In what is perhaps her most personal collection of songs to date, Melissa Etheridge tells an autobiographical story through lyrics on her ninth studio album release entitled, "The Awakening." The album touches on beliefs, personal struggles and problems of the universe at large. An accomplished singer-songwriter and woman rock star, Etheridge pulls out all the stops in "The Awakening", giving her fans and new listeners something to be excited about.
The disc begins with a prelude of "All There Is", a soft intro of vocals and background guitar. A full song follows with a full voice singing of the freedom and dreams that lie in "California." After the sunshine state-inspired tune is the Santana-sounding melody of "An Unexpected Rain." Three quarters of the song is slow tempoed, with a jam-packed instrumentation and chorus kicking in at the song's end. The most radio-friendly pop tune is found in "A Message To Myself", the first single off the album. It has a wonderful message, great sing-a-long quality and a nice melody. "God Is In The People" is the next hopeful track/interlude. Yet, another tune of the bad side of fame (sung by someone who is rich and famous) strikes "Map Of The Stars." It runs a bit long at over five minutes, but the story goes full circle.

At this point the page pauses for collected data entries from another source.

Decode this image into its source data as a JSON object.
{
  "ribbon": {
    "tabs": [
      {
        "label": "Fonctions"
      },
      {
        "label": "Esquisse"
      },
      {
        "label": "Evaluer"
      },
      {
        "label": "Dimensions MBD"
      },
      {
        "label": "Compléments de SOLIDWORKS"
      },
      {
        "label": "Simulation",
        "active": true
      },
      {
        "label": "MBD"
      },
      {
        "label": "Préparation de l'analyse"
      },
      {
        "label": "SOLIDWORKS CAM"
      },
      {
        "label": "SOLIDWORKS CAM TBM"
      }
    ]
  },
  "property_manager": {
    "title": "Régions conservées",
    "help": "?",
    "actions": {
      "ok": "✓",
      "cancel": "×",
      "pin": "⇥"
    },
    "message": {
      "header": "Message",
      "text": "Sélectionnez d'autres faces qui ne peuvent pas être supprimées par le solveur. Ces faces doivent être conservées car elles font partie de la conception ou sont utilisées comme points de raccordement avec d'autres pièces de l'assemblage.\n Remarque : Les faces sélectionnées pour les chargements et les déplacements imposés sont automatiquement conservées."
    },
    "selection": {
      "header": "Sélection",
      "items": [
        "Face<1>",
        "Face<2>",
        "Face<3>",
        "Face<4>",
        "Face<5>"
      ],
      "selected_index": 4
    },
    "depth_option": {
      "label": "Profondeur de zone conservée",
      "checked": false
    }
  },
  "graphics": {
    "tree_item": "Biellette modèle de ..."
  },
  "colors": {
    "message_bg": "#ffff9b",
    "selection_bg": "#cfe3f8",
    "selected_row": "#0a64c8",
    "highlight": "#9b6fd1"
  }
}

Etheridge kicks it into country mode with the comedic "Threesome." Complete with twangy vocals, dramatic Jerry Springer-ish lyrics, the music is actually worth listening to. Similar to John Lennon's legendary chorus chant in "Give Peace A Chance", Melissa offers an interlude of "All We Can Really Do." A heart-wrenching ballad is what "I've Loved You Before" brings. It boasts touching lyrics, "Did I hold you in my arms as you were taking your last breath? Did I shout to all the gods that I would love you beyond death?"
"A Simple Love" is another short and sweet passing into the next track.
"Heroes And Friends" is forgettable, unlike "The Kingdom Of Heaven," which is sure to send chills down one's spine. It is undoubtedly one of the best protest songs written in a long time. Containing political issues, it speaks of war, suffering souls and what Etheridge's beliefs are; specifically, what the God she believes in is like. Put your lighters in the air for "Open Your Mind", urging the listener to not fall into a rut or give up hope... keep fighting to get your message across. "The Universe Listened" is driven by its chorus cry and flows smoothly into "Imagine That." This track is very much pro-troops and anti-war.
"The Awakening" tries to open eyes with the longest record on the album. The nearly perfect song, "What Happens Tomorrow", runs 6:18 minutes. The powerfully mastered lyrics are sung with deserved pride. It is an inspirational outlook on what can be for the future. The disc leaves the audience with the lingering question.: "If not now, when? If not today, then what happens tomorrow? What happens tomorrow? If you become the change you want to see, you change. What happens tomorrow? What happens tomorrow?"
Melissa Etheridge is not just a superb singer-songwriter, but an underrated champion of modern rock. The guitars on "The Awakening" rivals any orchestration found on other albums. The lyrics, the unique full vocals, the message; all these factors add up to a fantastic work of musical art. Not only autobiographical of her personal battles with breast cancer and the fight to heal, "The Awakening" is eye opening on other levels. It is a deep breath of fresh air, a hopeful sunny look of what can be, and an enjoyable listen for fans and non-fans alike.